Oui, je sais, personne n’aime le Pigeon biset, sauf le Faucon pèlerin qui en fait son repas au cœur des villes, de même que les vieillards et les itinérants vivant dans les parcs qui les nourrissent, bien que ce soit défendu.

Moi ? Je lui porte attention. C’est une des multiples manifestations de vie dans nos quotidiens urbains. Mais, étonnamment, le pigeon de la campagne est plus sauvage que le pigeon de la ville. Moins habitué sans doute aux bêtes humaines, les pigeons bisets (Columba livia, Rock Dove), chez moi, me fuient dès qu’ils m’aperçoivent. C’est sans doute la raison pour laquelle je n’ai jamais eu de nichée de pigeons dans ma grange depuis 38 ans.

Que peuvent bien en dire les spécialistes d’ici, ces amants des oiseaux ? Voyons voir.

James MacPherson LeMoine, dans son Ornithologie du Canada au début des années 1860, n’a aucun respect pour cette bête. Il parle bien du «Pigeon de passage», la tourte, aujourd’hui disparue, mais il ignore le Pigeon biset. Il en va de même de Charles-Eusèbe Dionne, dans Les oiseaux du Canada (1883). Et Dionne est tenace. En 1906, dans cet ouvrage qu’il prétend complet — Les oiseaux de la province de Québec —, un livre de 414 pages, il ne glisse aucun mot de l’existence du Pigeon biset au Québec. Quand même.
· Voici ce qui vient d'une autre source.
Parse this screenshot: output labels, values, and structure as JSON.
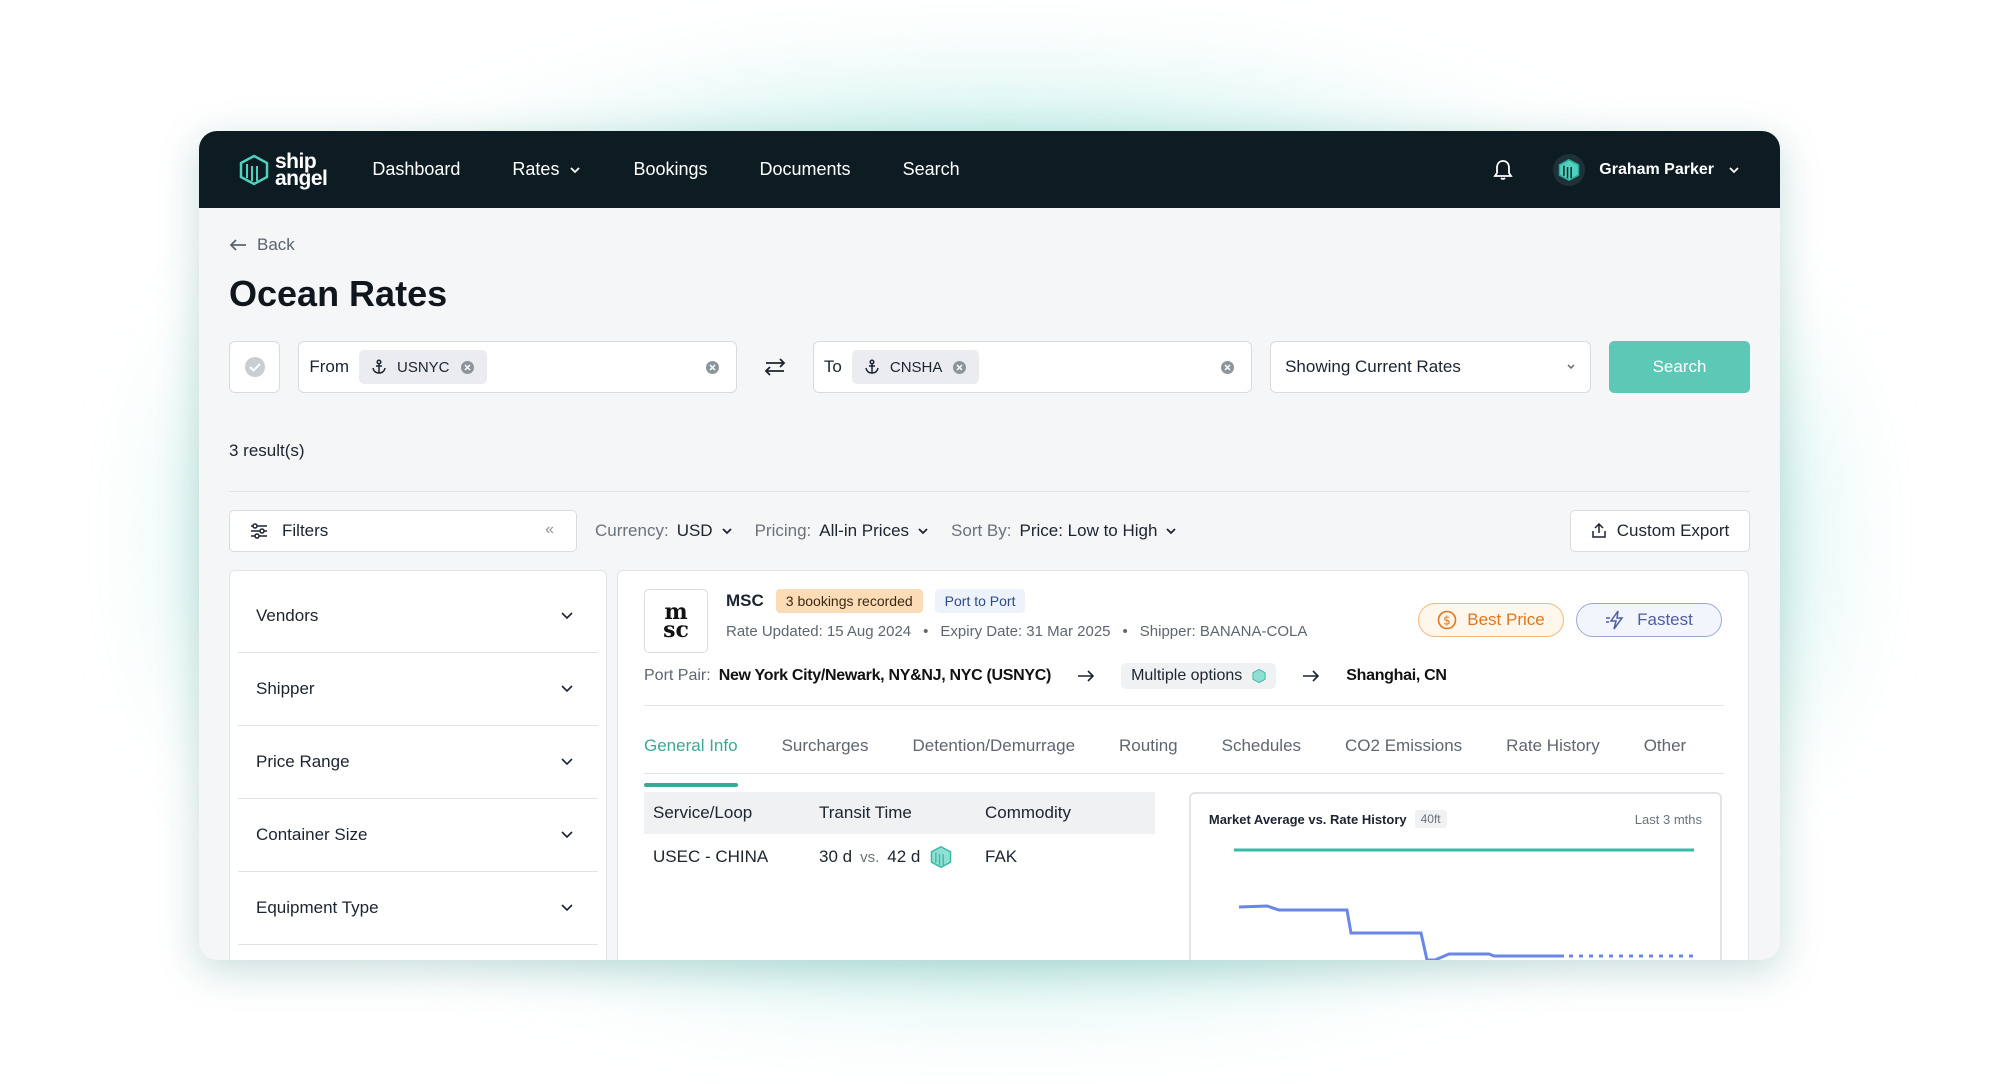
{
  "nav": {
    "logo_line1": "ship",
    "logo_line2": "angel",
    "items": [
      "Dashboard",
      "Rates",
      "Bookings",
      "Documents",
      "Search"
    ],
    "user_name": "Graham Parker"
  },
  "page": {
    "back_label": "Back",
    "title": "Ocean Rates"
  },
  "search": {
    "from_label": "From",
    "from_port": "USNYC",
    "to_label": "To",
    "to_port": "CNSHA",
    "rates_mode": "Showing Current Rates",
    "search_label": "Search"
  },
  "results": {
    "count_label": "3 result(s)"
  },
  "toolbar": {
    "filters_label": "Filters",
    "currency_key": "Currency:",
    "currency_value": "USD",
    "pricing_key": "Pricing:",
    "pricing_value": "All-in Prices",
    "sort_key": "Sort By:",
    "sort_value": "Price: Low to High",
    "export_label": "Custom Export"
  },
  "filters": [
    "Vendors",
    "Shipper",
    "Price Range",
    "Container Size",
    "Equipment Type"
  ],
  "card": {
    "vendor_logo_top": "m",
    "vendor_logo_bottom": "sc",
    "vendor_name": "MSC",
    "bookings_badge": "3 bookings recorded",
    "route_badge": "Port to Port",
    "rate_updated": "Rate Updated: 15 Aug 2024",
    "expiry_date": "Expiry Date: 31 Mar 2025",
    "shipper": "Shipper: BANANA-COLA",
    "best_price_label": "Best Price",
    "fastest_label": "Fastest",
    "port_pair_key": "Port Pair:",
    "origin": "New York City/Newark, NY&NJ, NYC (USNYC)",
    "via": "Multiple options",
    "destination": "Shanghai, CN",
    "tabs": [
      "General Info",
      "Surcharges",
      "Detention/Demurrage",
      "Routing",
      "Schedules",
      "CO2 Emissions",
      "Rate History",
      "Other"
    ],
    "table": {
      "headers": [
        "Service/Loop",
        "Transit Time",
        "Commodity"
      ],
      "row": {
        "service": "USEC - CHINA",
        "transit": "30 d",
        "vs": "vs.",
        "market_transit": "42 d",
        "commodity": "FAK"
      }
    },
    "chart": {
      "title": "Market Average vs. Rate History",
      "tag": "40ft",
      "period": "Last 3 mths"
    }
  },
  "colors": {
    "accent": "#5cc8b6",
    "nav_bg": "#0d1b22",
    "best_price": "#e2761b",
    "fastest": "#4d5fa6",
    "rate_line": "#6a86e8",
    "market_line": "#3ab8a5"
  }
}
Voyons P. A. Taverner (Les oiseaux de l’Est du Canada, 1920), une publication du gouvernement fédéral, plus précisément du ministère des Mines. Là, c’est tout de même incroyable, Taverner demeure muet ! Le Pigeon biset n’a droit à aucune existence, alors que Samuel de Champlain, qui fonda Québec le 3 juillet 1608 et avait droit de pigeonnier comme tout noble, avait ses Pigeons bisets apportés de France.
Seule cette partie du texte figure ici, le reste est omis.